Tuesday, May 29, 2007

Netflix Review: Fast Food Nation (2006)

Misplaced Beef!

Fast Food Nation
Suggested Netflix Queue Position: 47

I’ll try not to turn this review into social commentary, but Fast Food Nation doesn’t leave you much choice. This is a blatant, if misguided, attack on the Fast Food Industry.

This movie should have been called “Sexual Harassment in the Meat Packing Workplace,” because that’s ultimately the subject on which the film focuses.

Greg Kinnear plays Don Anderson, Marketing Executive for Mickey’s, a not-so-subtle jab at McDonald’s, of course. Anderson has made a name for himself by creating and branding “The Big One”, a large hamburger. But trouble arises when Anderson is notified that unexpectedly high levels of contamination are finding its way into the meat. He must go to the Colorado plant of the meat supplier to investigate.

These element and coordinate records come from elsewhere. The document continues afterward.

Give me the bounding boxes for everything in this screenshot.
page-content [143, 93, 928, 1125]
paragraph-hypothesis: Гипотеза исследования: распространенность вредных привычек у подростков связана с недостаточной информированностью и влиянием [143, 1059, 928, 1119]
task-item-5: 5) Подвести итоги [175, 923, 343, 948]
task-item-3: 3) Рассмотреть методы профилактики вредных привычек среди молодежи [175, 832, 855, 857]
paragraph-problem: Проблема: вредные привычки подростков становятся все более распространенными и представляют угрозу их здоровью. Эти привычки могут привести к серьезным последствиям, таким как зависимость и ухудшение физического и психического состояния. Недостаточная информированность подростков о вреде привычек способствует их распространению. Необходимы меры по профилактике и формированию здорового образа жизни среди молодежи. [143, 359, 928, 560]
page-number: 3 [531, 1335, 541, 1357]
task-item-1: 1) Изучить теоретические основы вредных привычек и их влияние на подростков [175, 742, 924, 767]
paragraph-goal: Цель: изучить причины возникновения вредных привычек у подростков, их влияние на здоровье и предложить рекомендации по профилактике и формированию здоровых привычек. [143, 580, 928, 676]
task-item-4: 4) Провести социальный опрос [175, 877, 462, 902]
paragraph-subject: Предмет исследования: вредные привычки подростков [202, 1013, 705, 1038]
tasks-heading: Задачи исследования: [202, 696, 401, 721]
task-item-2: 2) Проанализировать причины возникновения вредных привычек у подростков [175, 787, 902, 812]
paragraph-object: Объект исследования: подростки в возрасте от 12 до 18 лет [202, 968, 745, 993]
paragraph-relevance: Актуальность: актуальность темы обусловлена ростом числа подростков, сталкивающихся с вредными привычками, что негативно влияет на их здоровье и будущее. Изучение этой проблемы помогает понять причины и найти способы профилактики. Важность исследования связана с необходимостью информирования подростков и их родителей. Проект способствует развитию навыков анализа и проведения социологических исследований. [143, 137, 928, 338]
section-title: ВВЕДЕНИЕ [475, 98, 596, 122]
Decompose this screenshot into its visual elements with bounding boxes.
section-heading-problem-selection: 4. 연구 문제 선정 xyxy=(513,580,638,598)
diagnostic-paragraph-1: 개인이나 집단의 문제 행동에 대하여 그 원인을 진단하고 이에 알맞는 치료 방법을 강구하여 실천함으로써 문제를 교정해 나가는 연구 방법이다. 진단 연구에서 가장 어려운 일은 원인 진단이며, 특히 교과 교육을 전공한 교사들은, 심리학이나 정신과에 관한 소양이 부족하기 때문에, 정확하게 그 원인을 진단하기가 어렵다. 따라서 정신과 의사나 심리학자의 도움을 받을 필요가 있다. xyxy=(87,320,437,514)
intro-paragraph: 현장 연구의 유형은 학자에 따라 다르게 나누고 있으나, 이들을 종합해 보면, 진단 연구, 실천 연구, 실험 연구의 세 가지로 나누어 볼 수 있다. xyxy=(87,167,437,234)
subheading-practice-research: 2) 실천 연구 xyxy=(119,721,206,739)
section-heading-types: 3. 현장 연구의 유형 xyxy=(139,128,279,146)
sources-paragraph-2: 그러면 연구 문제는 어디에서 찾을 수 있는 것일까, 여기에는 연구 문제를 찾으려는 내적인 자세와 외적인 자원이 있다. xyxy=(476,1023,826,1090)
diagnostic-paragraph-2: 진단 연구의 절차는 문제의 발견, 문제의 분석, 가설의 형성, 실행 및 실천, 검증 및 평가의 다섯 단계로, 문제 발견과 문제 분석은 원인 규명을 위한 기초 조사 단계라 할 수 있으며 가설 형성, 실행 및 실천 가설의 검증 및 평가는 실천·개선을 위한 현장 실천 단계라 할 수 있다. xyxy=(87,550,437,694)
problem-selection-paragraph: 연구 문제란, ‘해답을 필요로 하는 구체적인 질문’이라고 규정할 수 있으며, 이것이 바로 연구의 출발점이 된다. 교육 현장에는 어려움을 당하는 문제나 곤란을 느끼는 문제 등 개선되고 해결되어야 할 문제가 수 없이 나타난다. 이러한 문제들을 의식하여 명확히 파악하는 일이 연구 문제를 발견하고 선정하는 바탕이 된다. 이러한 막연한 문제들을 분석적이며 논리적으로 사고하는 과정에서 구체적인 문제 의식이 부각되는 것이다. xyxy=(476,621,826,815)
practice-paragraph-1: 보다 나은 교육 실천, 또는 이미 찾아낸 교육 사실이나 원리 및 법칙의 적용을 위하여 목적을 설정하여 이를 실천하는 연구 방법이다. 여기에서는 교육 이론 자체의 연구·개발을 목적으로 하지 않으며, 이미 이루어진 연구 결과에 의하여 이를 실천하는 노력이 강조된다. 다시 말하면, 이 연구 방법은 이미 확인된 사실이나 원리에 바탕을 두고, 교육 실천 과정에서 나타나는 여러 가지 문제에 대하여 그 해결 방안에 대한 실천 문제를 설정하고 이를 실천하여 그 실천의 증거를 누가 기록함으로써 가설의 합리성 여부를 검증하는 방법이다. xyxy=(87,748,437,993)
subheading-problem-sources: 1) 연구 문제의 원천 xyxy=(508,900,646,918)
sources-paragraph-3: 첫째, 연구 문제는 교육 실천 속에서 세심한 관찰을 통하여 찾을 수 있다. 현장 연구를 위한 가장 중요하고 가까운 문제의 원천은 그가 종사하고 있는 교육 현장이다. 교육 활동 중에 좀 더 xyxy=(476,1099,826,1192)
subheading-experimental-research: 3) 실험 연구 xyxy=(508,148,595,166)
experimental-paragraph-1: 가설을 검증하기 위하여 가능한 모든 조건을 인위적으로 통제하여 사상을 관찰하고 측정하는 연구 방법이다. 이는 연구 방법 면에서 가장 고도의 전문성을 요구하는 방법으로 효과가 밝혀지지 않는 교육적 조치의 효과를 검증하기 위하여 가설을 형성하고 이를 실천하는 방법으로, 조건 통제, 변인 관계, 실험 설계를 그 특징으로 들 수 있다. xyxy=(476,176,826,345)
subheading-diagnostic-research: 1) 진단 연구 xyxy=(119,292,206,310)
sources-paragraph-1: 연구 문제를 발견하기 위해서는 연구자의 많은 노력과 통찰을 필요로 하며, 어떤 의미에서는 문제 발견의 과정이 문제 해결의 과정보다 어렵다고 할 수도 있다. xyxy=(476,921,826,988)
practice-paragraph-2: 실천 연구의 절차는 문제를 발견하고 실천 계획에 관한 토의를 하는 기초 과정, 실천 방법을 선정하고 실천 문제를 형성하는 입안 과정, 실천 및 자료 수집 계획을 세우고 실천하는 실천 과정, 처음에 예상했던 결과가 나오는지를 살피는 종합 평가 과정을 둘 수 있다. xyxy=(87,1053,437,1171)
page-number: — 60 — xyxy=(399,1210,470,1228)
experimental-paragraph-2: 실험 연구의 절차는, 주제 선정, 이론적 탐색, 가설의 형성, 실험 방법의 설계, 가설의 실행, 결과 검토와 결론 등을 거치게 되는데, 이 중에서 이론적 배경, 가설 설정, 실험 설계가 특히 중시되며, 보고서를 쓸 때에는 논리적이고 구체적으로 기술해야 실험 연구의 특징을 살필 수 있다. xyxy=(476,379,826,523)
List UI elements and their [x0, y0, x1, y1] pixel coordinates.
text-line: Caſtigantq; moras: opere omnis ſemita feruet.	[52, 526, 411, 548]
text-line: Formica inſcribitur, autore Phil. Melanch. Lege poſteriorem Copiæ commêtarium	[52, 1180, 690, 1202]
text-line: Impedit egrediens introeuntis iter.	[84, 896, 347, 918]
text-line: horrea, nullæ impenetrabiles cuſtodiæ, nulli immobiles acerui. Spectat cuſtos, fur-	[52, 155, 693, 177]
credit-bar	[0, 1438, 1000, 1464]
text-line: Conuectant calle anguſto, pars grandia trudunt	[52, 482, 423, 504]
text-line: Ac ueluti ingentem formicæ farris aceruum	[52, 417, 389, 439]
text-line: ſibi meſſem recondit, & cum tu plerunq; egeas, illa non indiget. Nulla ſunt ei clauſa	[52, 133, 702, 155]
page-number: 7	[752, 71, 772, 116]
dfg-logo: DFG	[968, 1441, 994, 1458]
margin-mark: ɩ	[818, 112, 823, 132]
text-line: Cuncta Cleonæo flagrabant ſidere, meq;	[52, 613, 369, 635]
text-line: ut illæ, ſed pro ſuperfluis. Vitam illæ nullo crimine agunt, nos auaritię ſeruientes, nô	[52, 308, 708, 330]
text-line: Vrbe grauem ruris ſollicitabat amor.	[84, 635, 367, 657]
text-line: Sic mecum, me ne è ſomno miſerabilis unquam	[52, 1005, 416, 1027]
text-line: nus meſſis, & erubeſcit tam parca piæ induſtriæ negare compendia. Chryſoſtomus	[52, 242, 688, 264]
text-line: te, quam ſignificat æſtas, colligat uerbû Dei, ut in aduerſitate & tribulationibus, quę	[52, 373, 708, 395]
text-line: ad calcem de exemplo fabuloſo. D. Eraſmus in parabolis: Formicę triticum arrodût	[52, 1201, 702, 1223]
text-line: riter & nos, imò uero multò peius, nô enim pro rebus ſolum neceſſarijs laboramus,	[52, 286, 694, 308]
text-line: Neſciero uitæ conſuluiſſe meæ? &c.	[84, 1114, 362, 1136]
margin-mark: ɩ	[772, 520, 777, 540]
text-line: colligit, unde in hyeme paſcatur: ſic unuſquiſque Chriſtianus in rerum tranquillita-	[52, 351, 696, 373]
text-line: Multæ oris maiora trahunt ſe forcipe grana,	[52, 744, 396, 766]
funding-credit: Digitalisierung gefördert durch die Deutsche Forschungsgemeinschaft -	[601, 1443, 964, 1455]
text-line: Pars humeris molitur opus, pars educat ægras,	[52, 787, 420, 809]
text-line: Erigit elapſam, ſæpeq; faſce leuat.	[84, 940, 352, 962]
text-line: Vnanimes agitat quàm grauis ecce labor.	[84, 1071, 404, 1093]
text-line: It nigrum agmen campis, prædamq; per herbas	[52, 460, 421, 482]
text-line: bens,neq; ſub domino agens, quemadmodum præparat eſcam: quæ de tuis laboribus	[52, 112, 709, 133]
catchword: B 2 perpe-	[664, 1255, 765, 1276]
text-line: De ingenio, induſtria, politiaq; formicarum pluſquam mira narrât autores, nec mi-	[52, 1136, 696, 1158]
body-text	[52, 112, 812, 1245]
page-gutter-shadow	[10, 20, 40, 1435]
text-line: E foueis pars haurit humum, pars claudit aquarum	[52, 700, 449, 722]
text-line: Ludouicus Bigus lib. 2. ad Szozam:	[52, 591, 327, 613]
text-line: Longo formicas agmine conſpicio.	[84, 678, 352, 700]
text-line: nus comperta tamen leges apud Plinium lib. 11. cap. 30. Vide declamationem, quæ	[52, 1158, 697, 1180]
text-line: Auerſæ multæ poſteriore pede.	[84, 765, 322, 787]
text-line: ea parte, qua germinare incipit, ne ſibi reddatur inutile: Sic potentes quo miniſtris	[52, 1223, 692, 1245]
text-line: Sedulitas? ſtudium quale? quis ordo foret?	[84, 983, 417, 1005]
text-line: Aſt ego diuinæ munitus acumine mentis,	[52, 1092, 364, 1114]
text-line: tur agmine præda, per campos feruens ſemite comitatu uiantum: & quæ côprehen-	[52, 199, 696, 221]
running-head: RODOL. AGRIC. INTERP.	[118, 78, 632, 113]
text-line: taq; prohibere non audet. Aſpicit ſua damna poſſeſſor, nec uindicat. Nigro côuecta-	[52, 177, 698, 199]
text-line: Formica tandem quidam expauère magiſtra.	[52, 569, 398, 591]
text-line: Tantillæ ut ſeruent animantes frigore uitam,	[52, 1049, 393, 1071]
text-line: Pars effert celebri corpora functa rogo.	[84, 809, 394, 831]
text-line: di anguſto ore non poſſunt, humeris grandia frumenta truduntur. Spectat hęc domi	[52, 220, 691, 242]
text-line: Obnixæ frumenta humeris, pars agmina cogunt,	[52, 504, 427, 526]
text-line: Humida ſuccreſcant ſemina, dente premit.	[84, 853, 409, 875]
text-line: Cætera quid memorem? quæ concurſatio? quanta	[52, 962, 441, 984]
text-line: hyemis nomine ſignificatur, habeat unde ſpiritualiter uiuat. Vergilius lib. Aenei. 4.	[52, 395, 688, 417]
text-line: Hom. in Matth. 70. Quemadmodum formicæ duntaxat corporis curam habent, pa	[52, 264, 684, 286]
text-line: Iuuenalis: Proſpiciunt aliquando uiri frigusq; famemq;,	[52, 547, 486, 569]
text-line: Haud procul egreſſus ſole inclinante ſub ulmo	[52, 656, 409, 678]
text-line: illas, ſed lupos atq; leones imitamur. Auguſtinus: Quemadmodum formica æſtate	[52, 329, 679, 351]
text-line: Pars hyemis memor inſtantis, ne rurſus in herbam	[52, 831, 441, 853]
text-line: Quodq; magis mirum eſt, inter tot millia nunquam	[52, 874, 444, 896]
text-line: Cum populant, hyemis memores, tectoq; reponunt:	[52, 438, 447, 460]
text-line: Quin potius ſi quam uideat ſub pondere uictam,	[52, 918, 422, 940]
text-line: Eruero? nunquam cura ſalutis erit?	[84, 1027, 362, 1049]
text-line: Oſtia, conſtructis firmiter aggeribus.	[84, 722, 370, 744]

What begins as an investigation by Anderson, however, wanders into a portrait of life as an employee of a small-town meat packing company. A corrupt supervisor at the meat plant sexually harasses (and assaults) his female workers. The workers at the plant, illegal immigrants from Mexico, can hardly fight back since their resident status – not to mention income – would be jeopardized.

A teenage employee at Mickey’s ponders her future as a group of her friends protests the treatment of cows at the plant. Meanwhile, Anderson is led around the plant and a local ranch in search of answers to the contamination issue, which are cryptically offered by local ranch hands and middlemen in a web of hearsay.

If Director Richard Linklater (Bad News Bears) was trying to expose the fast food industry, he should have stuck to the FAST FOOD INDUSTRY. Aside from the scenes where teenage employees at Mickey’s complain about wages, the movie doesn’t have much to do with fast food, which doesn’t serve as much of an indictment.

I wouldn’t be too concerned about this film were I an executive of a fast food chain. How is McDonald’s responsible for illegal behavior by supervisory staff at their meat suppliers? As for the disgruntled teenage employees at these fast food chains, why don’t they find another place to work? I’m sure the Gap is hiring. Hell, one character even rants about the plethora of retail stores new to the area.

This all, of course, stems from the fact that people are upset with the unhealthy crap being served up by fast food chains. So even a feeble expose such as this seems misplaced, if not unwarranted. Further, since ‘Super Size Me’ cornered the market on the unhealthy face of this industry, what’s left is this vague and peripheral portrait. What both films ignore is that, if fast food so unhealthy, then EAT SOMEPLACE ELSE. No one is holding a gun to the heads of the general public.

As for Fast Food Nation, far more relevant would have been Mickey’s reaction to the contamination concerns. Did they ignore the signals? Will they change suppliers? We never find out – and it should come as no surprise that the big bad corporation doesn’t get the chance to defend itself here. Then again, facing such a weak attack, they really don’t have to.

1 comment:

patrick said...

just watched Fast Food Nation, it's an impactful flick to say the least... earlier today i passed up a sausage mcmuffin because of it.